Sunday, March 22, 2009

"Data Quality"- What , Who and how?

A data set which meet these below 4 conditions is a quality data set.

(A)Complete: must have all attributes, measures ( as agreed with customers).

(B)Correct: each attribute must carry right values.

(C)Consistent : each attribute of the data set must carry same meaning if it appears elsewhere in the enterprise either in the same form or any derived form.

(D)Available on time (as agreed with customers).

In other words, compromise on any one or more conditions produces poor quality data. Poor quality data does increase development and/or maintenance costs of adding new data, modifying or maintaining existing data.

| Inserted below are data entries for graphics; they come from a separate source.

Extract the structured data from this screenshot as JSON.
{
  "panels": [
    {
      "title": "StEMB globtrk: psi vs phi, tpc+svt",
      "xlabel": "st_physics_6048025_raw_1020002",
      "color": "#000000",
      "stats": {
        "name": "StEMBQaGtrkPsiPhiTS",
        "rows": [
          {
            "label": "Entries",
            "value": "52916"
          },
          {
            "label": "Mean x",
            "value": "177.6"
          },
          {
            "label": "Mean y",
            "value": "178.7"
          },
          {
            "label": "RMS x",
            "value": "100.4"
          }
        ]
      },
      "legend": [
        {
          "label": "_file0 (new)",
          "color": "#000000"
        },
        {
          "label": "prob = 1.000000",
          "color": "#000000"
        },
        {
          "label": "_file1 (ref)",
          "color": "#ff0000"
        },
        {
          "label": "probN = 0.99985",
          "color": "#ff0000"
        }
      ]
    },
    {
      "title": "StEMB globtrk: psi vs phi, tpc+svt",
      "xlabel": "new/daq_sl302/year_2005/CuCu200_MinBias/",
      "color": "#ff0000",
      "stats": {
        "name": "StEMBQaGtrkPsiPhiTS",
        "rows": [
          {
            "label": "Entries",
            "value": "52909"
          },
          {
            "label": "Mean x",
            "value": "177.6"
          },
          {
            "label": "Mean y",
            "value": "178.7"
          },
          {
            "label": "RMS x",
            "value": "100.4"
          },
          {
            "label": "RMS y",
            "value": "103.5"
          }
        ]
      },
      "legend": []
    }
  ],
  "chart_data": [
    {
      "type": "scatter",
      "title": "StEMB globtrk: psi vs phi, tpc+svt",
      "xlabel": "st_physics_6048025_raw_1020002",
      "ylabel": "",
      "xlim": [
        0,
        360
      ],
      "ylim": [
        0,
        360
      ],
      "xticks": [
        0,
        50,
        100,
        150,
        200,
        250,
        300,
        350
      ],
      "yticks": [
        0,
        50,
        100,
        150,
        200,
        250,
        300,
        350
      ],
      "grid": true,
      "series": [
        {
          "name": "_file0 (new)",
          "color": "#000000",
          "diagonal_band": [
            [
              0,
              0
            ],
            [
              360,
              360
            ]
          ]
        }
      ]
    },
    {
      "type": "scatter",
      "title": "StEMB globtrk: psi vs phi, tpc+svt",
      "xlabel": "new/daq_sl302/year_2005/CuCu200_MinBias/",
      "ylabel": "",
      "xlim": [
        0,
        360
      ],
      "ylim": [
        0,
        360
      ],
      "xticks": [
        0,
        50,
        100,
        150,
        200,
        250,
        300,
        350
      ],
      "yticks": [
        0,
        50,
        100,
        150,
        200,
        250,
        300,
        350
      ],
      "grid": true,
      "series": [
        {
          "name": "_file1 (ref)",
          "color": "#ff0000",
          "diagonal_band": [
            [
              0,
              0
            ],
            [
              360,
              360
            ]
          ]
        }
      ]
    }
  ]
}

What explains the existence of poor quality data? Either or combination of following reasons

1.Misaligned goals between Top Management and middle management.(Lack of vision, ability to translate that vision to execution and actions by Top Management team)

2.Lack of technical skills

Stakeholders responsible for data within an enterprise broadly fall under 2 categories:

(1) Middle Management and team members- Responsible for meeting conditions A, B part of C and part of D
(2) Top Management and Sr Management: Responsible for meeting largely conditions C and D

Misaligned goals between these 2 categories of people leads to sub optimal decisions. It is not uncommon that -sponsors and managers of programs- choose to compromise on quality as they do not think incremental costs of achieving required consistency and latency are justified. It's the top management's responsibility to understand importance of data quality, openly acknowledge and periodically communicate its importance to entire organization, align goals , and to provide right organization design with focus on data governance, data management initiatives, and best practices.